Rising sea levels from melting ice redistribute mass equatorward, increasing Earth's moment of inertia and slowing rotation, per conservation of angular momentum. Current rate: 1.33 ms/century.Research more.

What is Length of Day (LOD)?

LOD measures Earth's rotation period (~86,400 seconds nominally). Variations stem from tides, atmosphere, core, and now dominant climate effects.

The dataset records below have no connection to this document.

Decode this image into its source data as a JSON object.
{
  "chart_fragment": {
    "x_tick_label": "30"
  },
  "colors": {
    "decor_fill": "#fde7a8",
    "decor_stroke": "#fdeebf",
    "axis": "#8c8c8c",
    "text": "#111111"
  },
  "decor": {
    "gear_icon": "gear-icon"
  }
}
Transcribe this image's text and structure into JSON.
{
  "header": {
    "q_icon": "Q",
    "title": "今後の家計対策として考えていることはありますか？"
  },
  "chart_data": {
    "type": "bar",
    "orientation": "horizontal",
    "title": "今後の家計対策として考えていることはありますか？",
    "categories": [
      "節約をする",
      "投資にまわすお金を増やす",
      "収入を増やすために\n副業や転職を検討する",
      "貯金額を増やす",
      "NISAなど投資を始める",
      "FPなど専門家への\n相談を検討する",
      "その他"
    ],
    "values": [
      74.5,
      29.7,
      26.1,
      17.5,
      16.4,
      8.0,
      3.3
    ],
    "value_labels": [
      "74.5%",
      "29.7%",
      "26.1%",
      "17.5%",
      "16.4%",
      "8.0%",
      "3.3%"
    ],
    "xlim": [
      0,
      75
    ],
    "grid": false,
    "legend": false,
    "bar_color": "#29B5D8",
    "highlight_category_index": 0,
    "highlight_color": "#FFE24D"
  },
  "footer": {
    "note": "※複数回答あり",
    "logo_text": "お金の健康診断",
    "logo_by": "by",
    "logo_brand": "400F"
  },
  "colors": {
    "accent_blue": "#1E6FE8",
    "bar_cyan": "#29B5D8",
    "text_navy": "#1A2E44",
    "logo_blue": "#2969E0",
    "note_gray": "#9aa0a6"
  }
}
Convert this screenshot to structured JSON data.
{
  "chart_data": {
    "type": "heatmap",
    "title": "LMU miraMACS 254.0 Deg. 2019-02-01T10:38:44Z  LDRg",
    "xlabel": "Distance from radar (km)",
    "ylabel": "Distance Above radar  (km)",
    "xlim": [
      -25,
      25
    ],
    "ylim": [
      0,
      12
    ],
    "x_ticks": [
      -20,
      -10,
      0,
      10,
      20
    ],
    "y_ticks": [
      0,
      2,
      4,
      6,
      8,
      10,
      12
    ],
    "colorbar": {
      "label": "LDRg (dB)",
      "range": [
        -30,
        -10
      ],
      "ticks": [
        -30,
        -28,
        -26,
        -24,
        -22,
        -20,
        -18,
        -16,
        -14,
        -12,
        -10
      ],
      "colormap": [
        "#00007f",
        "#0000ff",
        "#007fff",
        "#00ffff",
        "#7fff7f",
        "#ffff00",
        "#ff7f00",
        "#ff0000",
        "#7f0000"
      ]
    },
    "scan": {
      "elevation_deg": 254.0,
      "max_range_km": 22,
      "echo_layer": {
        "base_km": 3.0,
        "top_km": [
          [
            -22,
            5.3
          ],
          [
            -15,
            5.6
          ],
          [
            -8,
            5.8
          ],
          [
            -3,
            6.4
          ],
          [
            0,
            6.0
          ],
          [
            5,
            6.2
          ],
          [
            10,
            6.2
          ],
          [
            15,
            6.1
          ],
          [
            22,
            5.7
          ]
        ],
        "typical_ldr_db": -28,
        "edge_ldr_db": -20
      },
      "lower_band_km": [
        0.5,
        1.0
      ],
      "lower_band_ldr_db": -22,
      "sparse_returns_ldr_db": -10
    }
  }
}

📈Is this rate unprecedented?

Yes, over 3.6 million years since Late Pliocene, except briefly ~2M years ago. JGR study confirms via PIDM modeling.Read paper.

🔬Who led this research?

Mostafa Kiani Shahvandi (Univ Vienna) and Benedikt Soja (ETH Zurich). European excellence in geophysics.

🤖What methods were used?

Physics-Informed Diffusion Model (PIDM) fused paleoclimate proxies (foraminifera, reefs) with models for accurate ΔLOD reconstruction.

🔮Future projections for LOD change?

By 2100, climate effects may exceed Moon's tidal slowing, impacting GPS and navigation.

🇪🇺Impacts on Europe?

Challenges for ESA Galileo GPS, PTB time standards, finance. Boosts research jobs in climate geodesy.

💼How to pursue careers in this field?

Target geophysics PhDs at ETH/Univ Vienna. Check higher ed jobs and Europe listings.

🌊Role of sea-level rise?

Primary driver: Ice melt raises oceans ~3.7mm/year, shifting ~360 Gt water/year equatorward.

🦪Paleoclimate evidence?

Foraminifera isotopes trace sea levels back 3.6M years, reconciled via PIDM.

♻️Mitigation strategies?

Cut emissions to slow ice melt. Support EU Green Deal research funding.